FreeRTOS has been used in space.
FreeRTOS is designed to be small and simple. The kernel itself consists of only three C files. To make the code readable, easy to port, and maintainable, it is written mostly in C, but there are a few assembly functions included where needed (mostly in architecture-specific scheduler routines).
FreeRTOS provides methods for multiple threads or tasks, mutexes, semaphores and software timers. A tick-less mode is provided for low power applications. Thread priorities are supported. In addition there are four schemes of memory allocation provided:
- allocate only;
- allocate and free with a very simple, fast, algorithm;
- a more complex but fast allocate and free algorithm with memory coalescence;
- and C library allocate and free with some mutual exclusion protection.
There are none of the more advanced features typically found in operating systems like Linux or Microsoft Windows, such as device drivers, advanced memory management, user accounts, and networking. The emphasis is on compactness and speed of execution. FreeRTOS can be thought of as a 'thread library' rather than an 'operating system', although command line interface and POSIX-like I/O abstraction add-ons are available.
FreeRTOS implements multiple threads by having the host program call a thread tick method at regular short intervals. The thread tick method switches tasks depending on priority and a round-robin scheduling scheme. The usual interval is 1/1000 of a second to 1/100 of a second, via an interrupt from a hardware timer, but this interval is often changed to suit a particular application.
The download contains prepared configurations and demonstrations for every port and compiler, allowing rapid application design.

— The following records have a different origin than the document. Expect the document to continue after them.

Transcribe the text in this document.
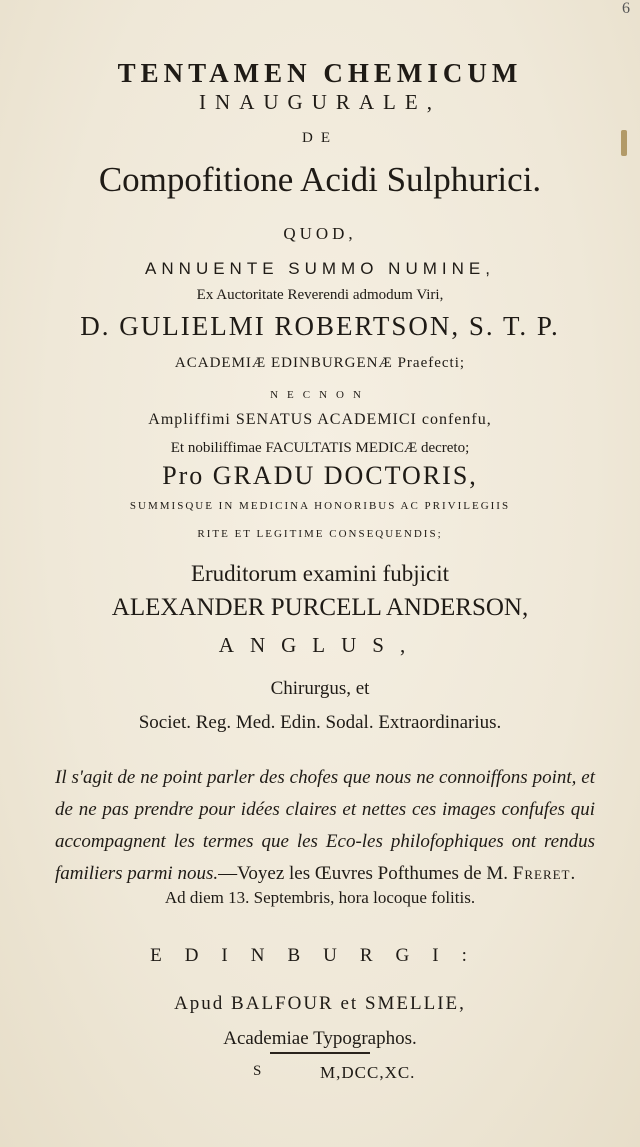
6
TENTAMEN CHEMICUM
INAUGURALE,
DE
Compofitione Acidi Sulphurici.
QUOD,
ANNUENTE SUMMO NUMINE,
Ex Auctoritate Reverendi admodum Viri,
D. GULIELMI ROBERTSON, S. T. P.
ACADEMIÆ EDINBURGENÆ Praefecti;
NECNON
Ampliffimi SENATUS ACADEMICI confenfu,
Et nobiliffimae FACULTATIS MEDICÆ decreto;
Pro GRADU DOCTORIS,
SUMMISQUE IN MEDICINA HONORIBUS AC PRIVILEGIIS
RITE ET LEGITIME CONSEQUENDIS;
Eruditorum examini fubjicit
ALEXANDER PURCELL ANDERSON,
ANGLUS,
Chirurgus, et
Societ. Reg. Med. Edin. Sodal. Extraordinarius.
Il s'agit de ne point parler des chofes que nous ne connoiffons point, et de ne pas prendre pour idées claires et nettes ces images confufes qui accompagnent les termes que les Eco-les philofophiques ont rendus familiers parmi nous.—Voyez les Œuvres Pofthumes de M. Freret.
Ad diem 13. Septembris, hora locoque folitis.
EDINBURGI:
Apud BALFOUR et SMELLIE,
Academiae Typographos.
S	M,DCC,XC.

The FreeRTOS.org site also contains a lot of documentation and RTOS tutorials (additional manuals and tutorials are available for a fee), as well as details of the RTOS design.
- Very small memory footprint, low overhead, and very fast execution.
- Tick-less option for low power applications.
- Equally good for hobbyists who are new to OSes, and professional developers working on commercial products.
- Scheduler can be configured for both preemptive or cooperative operation.
- Coroutine support (Coroutine in FreeRTOS is a very simple and lightweight task that has very limited use of stack)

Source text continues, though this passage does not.